WPI's Surface Metrology Lab is internationally known for its work on the measurement and characterization of surface textures and topography in diverse applications and for discoveries of the correlations between roughness, adhesion and friction.
This is key to abrasive process research since abrasive processes use the surface topographies of the abrasive to create surfaces on the workpiece while the workpiece abrades the abrasive.
The capability to examine this interaction is valuable to harnessing potential improvements in the grinding process.
This laboratory affiliation opens the way to new approaches to better understand the grinding process and to capitalize on opportunities that take the shape of practical applications.
'Service Network, in leading the effort to develop the grinding center and this consortium, contributes various levels of support including use of its OEM OD and ID precision grinding machines,' Jim Camp of Service Network said in a statement.

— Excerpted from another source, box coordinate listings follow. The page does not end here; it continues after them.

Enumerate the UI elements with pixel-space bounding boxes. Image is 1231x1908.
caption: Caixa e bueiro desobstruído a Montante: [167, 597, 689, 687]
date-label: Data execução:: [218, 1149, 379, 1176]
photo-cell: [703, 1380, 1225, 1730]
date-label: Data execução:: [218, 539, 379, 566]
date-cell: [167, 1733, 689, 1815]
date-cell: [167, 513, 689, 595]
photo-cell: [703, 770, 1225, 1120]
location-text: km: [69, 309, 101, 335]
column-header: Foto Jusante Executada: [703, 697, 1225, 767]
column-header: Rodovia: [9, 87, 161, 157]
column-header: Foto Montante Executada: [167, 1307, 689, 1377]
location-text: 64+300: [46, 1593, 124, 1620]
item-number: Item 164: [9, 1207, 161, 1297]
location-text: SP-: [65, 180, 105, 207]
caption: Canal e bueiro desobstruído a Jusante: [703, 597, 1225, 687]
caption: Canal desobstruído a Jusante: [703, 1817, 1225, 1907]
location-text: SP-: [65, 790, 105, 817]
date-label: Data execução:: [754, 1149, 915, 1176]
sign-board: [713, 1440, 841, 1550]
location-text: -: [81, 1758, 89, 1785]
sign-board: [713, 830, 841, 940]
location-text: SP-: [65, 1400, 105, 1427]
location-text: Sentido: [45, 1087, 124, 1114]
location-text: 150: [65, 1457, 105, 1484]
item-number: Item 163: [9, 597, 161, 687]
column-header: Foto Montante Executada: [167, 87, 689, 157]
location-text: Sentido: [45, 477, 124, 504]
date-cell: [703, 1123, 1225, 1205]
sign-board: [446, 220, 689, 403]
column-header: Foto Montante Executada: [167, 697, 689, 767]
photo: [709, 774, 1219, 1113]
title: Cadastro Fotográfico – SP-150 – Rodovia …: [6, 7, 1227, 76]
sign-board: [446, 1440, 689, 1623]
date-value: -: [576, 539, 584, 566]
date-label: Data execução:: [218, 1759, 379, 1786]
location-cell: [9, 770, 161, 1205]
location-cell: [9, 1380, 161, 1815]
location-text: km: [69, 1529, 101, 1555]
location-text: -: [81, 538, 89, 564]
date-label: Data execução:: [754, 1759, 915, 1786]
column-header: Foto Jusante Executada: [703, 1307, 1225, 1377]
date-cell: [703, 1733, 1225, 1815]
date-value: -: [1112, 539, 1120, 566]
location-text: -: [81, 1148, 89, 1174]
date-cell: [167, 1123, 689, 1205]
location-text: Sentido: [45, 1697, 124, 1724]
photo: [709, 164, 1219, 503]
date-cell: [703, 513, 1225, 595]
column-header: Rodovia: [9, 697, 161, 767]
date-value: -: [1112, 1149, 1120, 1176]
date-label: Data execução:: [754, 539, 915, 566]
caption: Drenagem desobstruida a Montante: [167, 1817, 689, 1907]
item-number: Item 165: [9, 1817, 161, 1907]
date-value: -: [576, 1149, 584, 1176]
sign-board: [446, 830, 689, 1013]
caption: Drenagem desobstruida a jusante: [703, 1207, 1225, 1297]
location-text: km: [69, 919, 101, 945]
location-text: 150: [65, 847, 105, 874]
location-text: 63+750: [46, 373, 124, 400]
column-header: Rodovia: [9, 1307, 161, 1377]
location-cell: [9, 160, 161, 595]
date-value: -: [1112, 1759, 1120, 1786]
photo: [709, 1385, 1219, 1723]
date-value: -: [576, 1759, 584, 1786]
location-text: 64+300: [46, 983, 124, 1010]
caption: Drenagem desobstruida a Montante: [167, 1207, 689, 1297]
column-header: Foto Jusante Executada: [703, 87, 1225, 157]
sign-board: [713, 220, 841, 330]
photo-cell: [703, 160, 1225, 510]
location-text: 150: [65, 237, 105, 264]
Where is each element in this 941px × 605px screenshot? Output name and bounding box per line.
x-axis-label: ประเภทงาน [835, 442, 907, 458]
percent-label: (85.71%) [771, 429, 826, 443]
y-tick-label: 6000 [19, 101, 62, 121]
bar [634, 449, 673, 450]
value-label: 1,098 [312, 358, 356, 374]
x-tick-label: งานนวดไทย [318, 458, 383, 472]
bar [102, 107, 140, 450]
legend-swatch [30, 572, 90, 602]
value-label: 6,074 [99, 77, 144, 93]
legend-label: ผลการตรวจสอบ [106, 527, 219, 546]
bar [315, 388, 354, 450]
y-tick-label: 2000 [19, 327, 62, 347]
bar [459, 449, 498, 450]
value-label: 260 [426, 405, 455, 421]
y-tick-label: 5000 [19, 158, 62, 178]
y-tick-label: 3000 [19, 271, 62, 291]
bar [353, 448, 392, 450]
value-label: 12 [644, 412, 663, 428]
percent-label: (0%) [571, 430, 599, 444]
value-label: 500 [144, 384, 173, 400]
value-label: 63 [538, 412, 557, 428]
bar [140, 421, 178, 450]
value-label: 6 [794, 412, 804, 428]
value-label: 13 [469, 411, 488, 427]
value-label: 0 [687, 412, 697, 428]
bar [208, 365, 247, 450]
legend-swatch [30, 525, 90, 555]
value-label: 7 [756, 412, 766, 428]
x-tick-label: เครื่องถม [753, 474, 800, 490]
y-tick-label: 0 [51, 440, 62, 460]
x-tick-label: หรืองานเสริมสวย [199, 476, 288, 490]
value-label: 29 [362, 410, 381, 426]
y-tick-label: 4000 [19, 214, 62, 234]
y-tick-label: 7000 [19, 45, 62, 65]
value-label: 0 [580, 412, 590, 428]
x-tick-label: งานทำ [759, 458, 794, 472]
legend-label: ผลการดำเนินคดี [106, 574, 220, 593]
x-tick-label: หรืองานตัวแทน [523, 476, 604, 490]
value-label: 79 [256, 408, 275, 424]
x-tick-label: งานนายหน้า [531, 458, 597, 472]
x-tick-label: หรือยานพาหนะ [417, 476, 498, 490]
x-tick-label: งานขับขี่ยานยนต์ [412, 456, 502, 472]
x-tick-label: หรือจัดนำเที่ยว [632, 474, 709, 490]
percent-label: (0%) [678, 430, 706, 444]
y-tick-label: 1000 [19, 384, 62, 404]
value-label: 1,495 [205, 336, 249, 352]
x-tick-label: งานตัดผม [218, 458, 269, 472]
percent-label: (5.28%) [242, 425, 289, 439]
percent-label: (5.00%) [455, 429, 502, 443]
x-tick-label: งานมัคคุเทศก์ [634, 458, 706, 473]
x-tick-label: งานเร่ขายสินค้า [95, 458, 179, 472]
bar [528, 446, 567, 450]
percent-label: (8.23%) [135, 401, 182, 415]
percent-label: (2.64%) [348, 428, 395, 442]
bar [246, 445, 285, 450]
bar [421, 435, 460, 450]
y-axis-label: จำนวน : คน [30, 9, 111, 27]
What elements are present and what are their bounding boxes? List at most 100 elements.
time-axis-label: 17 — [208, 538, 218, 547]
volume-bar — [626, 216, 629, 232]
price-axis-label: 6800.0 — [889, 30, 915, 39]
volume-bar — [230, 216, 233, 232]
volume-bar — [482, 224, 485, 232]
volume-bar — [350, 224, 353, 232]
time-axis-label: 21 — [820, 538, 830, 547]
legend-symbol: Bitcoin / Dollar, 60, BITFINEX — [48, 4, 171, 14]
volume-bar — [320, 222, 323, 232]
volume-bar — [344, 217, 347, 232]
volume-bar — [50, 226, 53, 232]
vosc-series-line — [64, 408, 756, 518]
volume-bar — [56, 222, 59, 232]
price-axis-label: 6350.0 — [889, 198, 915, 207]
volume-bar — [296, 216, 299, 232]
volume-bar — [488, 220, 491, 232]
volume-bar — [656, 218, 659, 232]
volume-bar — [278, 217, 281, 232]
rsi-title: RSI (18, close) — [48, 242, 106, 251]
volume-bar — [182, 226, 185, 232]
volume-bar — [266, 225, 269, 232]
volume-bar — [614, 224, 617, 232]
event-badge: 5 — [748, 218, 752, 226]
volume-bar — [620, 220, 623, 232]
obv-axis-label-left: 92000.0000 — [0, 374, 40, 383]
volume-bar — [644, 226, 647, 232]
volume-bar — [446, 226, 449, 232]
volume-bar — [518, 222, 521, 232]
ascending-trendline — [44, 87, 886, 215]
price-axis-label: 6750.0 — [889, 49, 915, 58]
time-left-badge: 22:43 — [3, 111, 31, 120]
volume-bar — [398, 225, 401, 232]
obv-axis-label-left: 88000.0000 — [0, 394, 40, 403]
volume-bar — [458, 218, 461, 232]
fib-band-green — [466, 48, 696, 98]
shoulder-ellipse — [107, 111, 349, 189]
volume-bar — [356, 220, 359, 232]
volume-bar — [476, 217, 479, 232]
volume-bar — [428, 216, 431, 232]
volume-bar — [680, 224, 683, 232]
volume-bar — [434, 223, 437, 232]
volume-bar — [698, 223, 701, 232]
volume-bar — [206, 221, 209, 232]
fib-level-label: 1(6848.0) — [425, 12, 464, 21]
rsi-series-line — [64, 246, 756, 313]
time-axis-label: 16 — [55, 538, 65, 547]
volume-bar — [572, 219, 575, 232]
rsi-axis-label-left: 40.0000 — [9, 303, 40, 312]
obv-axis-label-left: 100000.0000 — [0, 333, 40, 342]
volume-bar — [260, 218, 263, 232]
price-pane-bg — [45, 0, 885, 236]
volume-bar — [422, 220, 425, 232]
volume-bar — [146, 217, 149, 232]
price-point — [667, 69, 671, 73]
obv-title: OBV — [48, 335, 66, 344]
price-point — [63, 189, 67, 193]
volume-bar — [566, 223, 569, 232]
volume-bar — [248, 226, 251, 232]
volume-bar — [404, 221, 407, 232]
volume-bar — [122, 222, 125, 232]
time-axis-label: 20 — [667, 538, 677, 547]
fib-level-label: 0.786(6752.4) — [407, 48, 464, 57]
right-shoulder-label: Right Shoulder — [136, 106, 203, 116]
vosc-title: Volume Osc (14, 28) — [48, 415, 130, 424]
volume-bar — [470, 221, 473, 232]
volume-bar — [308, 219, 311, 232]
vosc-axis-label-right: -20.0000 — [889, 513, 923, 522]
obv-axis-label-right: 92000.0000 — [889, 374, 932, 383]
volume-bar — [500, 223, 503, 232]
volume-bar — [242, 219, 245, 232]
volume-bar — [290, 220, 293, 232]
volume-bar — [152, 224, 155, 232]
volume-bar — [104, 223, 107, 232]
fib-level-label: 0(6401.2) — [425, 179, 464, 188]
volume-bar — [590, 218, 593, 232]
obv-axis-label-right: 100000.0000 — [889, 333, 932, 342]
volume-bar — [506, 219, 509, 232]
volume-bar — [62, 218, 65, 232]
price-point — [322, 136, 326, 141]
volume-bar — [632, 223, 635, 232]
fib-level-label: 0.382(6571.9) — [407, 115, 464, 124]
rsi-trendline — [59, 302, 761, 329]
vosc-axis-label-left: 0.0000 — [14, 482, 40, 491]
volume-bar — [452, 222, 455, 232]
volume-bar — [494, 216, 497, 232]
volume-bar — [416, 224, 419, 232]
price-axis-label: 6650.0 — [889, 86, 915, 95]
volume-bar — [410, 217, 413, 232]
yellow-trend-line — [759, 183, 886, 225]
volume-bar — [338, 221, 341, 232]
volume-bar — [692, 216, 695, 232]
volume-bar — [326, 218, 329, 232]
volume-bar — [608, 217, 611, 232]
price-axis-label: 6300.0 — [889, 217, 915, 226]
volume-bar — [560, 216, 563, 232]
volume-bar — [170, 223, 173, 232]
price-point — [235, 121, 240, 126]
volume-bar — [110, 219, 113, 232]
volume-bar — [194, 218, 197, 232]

'Saint-Gobain has joined WPI and Service Network as a cosponsor.
The cosponsors believe that because grinding is a high-value-added process it plays an essential role in industrialized countries, and that a grinding center and consortiums like this one reinforce our global competitiveness.' Combining the strengths of a world-class technical institution, two world-class research laboratories, a prominent machine tool builder, a renowned abrasives manufacturer and industry partners all focused on developing ways to grind more efficiently presents an opportunity worth consideration.
Membership is currently forming for this practical applications consortium.